Nightjars by Mark Rigney. In a drama that involves environmental activism, the Patriot Act, modes of interrogation and the risks of loyalty, this play portrays a group of college students who are arrested by the FBI after they plan an act of civil disobedience.

If the Y.E.S. Festival shows whet your appetite, then you have more opportunities: On Sunday at 2 p.m., the Actors and Playwrights Collaborative will present six new short plays in the final day of its “Spring Briefs Festival.” (The works were also presented April 9-10.) The venue is a new one: The Space at Permafringe, a storefront at 14th and Main streets in Over-the-Rhine. Admission is $10 at the door.

The brief works include three comedies by Cincinnati writer Herb DuVal (“Sponge,” “Pickle” and “Rain”), three dramas by Phil Paradise from Fort Thomas (“Carpe Diem,” “Daddy’s Little Girl” and “A New Boyfriend”) and a piece by Mike Dennis (“Intermittent Monologues”). The Collaborative is a new group of Cincinnati-based actors, directors and writers who are dedicated to the development of new scripts and to the production of new stage works. (Information: 513-241- 5154.)
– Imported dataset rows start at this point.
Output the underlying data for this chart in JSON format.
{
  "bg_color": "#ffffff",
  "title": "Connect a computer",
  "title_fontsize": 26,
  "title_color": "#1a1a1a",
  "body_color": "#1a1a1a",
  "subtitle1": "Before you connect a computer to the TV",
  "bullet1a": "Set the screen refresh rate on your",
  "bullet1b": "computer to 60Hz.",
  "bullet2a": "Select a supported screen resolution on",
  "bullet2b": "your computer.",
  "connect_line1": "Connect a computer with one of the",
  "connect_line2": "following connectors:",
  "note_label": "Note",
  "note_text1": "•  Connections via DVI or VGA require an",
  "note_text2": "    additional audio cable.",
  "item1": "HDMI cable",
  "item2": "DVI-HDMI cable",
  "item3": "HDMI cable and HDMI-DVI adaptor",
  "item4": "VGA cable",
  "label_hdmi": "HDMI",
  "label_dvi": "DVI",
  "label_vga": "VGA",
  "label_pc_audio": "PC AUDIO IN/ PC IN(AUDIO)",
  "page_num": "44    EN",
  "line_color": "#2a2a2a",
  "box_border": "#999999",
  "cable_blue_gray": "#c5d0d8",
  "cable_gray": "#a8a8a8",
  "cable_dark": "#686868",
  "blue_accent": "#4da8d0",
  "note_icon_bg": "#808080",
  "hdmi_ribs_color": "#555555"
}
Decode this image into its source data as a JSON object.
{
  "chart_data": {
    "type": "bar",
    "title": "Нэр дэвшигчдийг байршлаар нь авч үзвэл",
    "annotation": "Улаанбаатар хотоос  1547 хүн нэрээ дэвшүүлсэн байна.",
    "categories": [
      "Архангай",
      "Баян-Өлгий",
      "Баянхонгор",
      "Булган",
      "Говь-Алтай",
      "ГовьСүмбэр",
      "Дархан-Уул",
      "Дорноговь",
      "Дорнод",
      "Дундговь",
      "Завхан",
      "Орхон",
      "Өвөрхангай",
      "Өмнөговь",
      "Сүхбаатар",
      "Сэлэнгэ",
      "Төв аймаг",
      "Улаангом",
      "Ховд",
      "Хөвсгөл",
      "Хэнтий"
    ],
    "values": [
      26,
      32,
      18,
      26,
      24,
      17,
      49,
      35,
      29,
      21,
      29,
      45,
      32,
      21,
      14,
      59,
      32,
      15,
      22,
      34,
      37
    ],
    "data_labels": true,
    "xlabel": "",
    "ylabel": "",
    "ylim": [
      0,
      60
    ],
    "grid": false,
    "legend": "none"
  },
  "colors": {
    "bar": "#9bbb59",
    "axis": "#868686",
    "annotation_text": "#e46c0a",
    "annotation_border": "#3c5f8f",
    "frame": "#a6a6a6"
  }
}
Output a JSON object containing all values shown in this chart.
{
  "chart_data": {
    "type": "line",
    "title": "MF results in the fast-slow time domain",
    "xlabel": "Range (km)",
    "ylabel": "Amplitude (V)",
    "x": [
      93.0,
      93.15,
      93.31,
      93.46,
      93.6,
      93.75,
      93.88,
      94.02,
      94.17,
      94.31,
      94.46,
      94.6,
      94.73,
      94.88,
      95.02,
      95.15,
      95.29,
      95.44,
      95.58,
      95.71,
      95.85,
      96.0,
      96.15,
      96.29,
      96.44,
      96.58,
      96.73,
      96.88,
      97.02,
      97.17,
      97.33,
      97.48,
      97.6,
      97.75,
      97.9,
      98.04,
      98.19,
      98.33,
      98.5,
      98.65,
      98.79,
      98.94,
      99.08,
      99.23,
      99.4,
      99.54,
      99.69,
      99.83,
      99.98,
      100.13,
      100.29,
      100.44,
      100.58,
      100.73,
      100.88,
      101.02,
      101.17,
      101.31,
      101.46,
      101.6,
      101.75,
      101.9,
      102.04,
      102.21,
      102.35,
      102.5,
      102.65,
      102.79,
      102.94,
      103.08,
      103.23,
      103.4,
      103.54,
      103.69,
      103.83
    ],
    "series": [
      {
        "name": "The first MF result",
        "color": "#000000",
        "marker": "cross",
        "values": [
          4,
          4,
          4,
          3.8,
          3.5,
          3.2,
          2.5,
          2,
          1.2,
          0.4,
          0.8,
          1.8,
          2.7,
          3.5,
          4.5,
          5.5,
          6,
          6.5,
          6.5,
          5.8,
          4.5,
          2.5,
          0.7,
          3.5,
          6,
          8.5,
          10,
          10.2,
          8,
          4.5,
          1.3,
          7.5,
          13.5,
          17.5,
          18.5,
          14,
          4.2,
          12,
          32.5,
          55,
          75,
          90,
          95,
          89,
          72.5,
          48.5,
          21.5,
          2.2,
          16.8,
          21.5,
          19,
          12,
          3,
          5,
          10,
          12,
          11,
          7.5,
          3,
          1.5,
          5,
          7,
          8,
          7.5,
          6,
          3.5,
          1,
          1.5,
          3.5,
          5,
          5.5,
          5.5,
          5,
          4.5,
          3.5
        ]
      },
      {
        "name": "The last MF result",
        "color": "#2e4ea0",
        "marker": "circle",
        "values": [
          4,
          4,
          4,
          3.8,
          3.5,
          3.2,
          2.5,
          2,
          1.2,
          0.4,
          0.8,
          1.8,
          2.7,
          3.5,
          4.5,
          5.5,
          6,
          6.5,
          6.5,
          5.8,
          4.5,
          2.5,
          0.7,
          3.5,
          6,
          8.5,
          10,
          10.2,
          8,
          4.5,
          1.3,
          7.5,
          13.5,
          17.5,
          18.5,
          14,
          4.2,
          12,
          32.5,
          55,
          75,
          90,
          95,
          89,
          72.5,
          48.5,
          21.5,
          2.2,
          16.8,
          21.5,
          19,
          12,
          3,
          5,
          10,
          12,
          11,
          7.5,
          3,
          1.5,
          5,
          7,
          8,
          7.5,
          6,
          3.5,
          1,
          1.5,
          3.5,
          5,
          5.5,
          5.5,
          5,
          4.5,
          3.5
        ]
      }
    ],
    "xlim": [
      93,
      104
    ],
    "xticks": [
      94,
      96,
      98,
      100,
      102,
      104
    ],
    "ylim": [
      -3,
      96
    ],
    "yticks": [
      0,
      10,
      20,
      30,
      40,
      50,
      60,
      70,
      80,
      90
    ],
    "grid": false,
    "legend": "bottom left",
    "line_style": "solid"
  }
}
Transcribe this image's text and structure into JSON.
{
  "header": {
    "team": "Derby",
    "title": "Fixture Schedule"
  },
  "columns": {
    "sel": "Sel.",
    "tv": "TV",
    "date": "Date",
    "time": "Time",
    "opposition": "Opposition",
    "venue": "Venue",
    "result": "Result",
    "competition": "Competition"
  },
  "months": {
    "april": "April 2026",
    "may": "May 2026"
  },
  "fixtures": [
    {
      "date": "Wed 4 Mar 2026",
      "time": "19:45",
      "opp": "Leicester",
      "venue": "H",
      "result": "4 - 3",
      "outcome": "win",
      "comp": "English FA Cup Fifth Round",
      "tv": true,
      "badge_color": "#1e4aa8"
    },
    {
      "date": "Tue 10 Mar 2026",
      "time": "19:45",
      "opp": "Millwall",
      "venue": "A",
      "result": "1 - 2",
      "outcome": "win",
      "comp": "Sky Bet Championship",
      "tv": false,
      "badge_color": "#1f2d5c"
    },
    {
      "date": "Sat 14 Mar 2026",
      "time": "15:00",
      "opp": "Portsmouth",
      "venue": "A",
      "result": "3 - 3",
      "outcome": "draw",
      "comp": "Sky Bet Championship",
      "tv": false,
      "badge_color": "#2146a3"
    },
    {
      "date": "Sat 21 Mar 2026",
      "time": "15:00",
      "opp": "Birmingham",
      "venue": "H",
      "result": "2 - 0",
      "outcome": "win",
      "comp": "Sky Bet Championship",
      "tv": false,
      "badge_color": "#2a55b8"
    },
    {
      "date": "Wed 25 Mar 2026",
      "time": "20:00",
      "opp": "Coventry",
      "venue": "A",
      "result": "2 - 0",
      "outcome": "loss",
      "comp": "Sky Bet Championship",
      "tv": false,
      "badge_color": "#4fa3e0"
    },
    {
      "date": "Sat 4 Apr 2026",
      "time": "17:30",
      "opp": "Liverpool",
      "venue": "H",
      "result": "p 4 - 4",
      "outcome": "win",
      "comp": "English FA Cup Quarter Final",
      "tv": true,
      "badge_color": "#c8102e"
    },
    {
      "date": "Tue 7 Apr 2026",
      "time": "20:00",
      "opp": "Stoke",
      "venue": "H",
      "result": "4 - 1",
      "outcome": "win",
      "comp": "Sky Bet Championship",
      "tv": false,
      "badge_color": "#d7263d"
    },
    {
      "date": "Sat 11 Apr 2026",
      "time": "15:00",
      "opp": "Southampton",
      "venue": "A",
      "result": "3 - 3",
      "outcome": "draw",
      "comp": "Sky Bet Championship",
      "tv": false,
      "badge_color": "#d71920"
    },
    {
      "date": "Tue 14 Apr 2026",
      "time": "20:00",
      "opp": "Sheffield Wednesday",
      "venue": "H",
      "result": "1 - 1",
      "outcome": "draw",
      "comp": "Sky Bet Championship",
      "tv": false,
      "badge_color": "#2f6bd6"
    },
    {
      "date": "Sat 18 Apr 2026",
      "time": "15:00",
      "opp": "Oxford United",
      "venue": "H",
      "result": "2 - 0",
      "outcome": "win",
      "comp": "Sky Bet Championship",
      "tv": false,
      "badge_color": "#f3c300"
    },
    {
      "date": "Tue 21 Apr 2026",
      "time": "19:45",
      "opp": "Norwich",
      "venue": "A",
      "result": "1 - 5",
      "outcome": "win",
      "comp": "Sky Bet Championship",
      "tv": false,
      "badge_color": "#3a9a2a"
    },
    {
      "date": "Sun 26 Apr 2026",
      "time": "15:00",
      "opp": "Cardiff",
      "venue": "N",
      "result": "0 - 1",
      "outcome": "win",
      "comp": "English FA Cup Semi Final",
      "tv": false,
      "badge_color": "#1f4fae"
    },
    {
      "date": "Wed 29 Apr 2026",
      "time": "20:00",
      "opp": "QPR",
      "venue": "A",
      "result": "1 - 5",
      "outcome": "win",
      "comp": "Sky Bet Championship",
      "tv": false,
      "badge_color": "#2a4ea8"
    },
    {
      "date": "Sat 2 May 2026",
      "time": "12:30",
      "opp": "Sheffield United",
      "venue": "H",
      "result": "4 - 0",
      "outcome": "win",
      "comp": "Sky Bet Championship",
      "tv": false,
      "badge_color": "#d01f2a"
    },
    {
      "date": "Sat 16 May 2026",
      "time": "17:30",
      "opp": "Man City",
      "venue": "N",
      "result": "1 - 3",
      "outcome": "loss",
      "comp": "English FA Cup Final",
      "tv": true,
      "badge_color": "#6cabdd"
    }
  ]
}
The following week (7 p.m. April 24-25 and May 1-2), Permafringe will be the site for another new work, The Complete Idiot’s Guide to Enlightenment. Written, directed and read by Paul Eisenman with original music and sound effects, the work is about a man experiencing travel delays en route to his childhood home in Philadelphia for his stepfather’s funeral. Events during his trip open his eyes to a new understanding of life and the world around him. A $10 donation is suggested. (Information: 513- 381-3859.)

So blow off those dusty winter cobwebs and head out to see something brand new onstage. Creativity has taken root in Greater Cincinnati.